The following test does the following:

  1. Creates a off-heap WritableMemory and preloads it with 4GB of consecutive longs as a candidate source.
  2. Creates an empty file, and maps it to a memory-mapped space also of 4GB as the destination.
  3. Copies the source to the destination in a single operation.

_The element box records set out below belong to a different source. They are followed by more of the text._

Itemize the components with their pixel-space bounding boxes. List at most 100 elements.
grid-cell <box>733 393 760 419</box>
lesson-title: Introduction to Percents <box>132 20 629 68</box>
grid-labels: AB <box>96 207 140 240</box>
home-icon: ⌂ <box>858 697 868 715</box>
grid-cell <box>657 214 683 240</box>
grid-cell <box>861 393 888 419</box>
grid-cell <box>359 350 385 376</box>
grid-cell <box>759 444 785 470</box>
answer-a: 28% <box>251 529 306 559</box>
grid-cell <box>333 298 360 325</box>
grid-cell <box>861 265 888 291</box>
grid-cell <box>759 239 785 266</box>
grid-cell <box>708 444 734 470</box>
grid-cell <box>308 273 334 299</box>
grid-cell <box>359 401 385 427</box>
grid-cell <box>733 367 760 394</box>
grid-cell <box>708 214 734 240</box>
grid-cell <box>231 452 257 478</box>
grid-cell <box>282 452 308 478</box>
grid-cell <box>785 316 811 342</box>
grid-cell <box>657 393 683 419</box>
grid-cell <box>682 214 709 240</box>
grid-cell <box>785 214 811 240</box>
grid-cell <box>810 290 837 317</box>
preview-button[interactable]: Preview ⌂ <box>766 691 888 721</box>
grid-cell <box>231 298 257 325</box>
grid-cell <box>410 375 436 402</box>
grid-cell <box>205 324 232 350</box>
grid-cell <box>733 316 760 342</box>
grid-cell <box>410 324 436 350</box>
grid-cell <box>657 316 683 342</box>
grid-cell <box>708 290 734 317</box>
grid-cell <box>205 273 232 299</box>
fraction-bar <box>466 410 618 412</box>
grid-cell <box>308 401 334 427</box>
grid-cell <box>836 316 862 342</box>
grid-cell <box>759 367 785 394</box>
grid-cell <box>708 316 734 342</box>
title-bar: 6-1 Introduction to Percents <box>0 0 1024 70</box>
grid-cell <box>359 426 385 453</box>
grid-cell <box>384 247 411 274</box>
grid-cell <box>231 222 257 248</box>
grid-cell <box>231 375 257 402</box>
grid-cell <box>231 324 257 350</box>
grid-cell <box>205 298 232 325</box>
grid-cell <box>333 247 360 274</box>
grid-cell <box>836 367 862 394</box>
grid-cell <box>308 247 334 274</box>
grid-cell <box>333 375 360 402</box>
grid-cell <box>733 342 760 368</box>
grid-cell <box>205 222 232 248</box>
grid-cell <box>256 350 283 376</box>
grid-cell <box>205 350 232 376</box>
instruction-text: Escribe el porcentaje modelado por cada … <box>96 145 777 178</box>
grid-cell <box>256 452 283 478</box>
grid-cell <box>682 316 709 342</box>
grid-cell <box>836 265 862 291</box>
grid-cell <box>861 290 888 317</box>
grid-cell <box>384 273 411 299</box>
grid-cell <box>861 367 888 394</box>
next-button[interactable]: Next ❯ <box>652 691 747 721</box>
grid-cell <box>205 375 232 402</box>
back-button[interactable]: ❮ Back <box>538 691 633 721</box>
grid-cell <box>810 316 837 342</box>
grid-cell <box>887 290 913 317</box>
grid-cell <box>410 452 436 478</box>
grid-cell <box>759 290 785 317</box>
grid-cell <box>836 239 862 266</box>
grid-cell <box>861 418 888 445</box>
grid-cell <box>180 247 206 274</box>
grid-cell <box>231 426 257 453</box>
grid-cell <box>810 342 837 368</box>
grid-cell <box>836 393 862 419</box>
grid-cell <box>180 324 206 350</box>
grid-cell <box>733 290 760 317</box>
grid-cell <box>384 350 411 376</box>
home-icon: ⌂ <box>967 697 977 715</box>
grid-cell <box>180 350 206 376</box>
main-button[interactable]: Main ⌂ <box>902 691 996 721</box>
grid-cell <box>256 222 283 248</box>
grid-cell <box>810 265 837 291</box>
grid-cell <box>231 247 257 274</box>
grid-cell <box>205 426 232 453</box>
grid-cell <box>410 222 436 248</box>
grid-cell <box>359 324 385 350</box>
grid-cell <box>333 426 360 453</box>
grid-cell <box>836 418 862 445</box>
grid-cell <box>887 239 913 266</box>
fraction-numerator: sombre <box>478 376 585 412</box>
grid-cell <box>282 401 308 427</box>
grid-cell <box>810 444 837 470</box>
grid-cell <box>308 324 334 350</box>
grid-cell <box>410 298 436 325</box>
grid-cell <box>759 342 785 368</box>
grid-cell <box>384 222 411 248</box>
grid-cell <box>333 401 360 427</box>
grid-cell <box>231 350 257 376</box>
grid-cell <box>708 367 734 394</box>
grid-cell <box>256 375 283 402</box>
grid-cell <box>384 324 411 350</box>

No extra copies required.
    @Test
    public void copyOffHeapToMemoryMappedFile() throws Exception {
      long bytes = 1L << 32; //4GB
      long longs = bytes >>> 3;
  
      File file = new File("TestFile.bin");
      if (file.exists()) { file.delete(); }
      assert file.createNewFile();
      assert file.setWritable(true, false);
      assert file.isFile();
      file.deleteOnExit();  //comment out if you want to examine the file.
  
      try (
          WritableMapHandle dstHandle
            = WritableMemory.writableMap(file, 0, bytes, ByteOrder.nativeOrder());
          WritableDirectHandle srcHandle = WritableMemory.allocateDirect(bytes)) {
  
        WritableMemory dstMem = dstHandle.get();
        WritableMemory srcMem = srcHandle.get();
  
        for (long i = 0; i < (longs); i++) {
          srcMem.putLong(i << 3, i); //load source with consecutive longs
        }
  
        srcMem.copyTo(0, dstMem, 0, srcMem.getCapacity()); //off-heap to off-heap copy
  
        dstHandle.force(); //push any remaining to the file
  
        //check end value
        assertEquals(dstMem.getLong((longs - 1L) << 3), longs - 1L);
      }
    }

Regions and WritableRegions

Similar to the ByteBuffer slice(), one can create a region or writable region, which is a view into the same underlying resource.

    @Test
    public void checkRORegions() {
      int n = 16;
      int n2 = n / 2;
      long[] arr = new long[n];
      for (int i = 0; i < n; i++) { arr[i] = i; }
      Memory mem = Memory.wrap(arr);
      Memory reg = mem.region(n2 * 8, n2 * 8);
      for (int i = 0; i < n2; i++) {
        assertEquals(reg.getLong(i * 8), i + n2);
      }
    }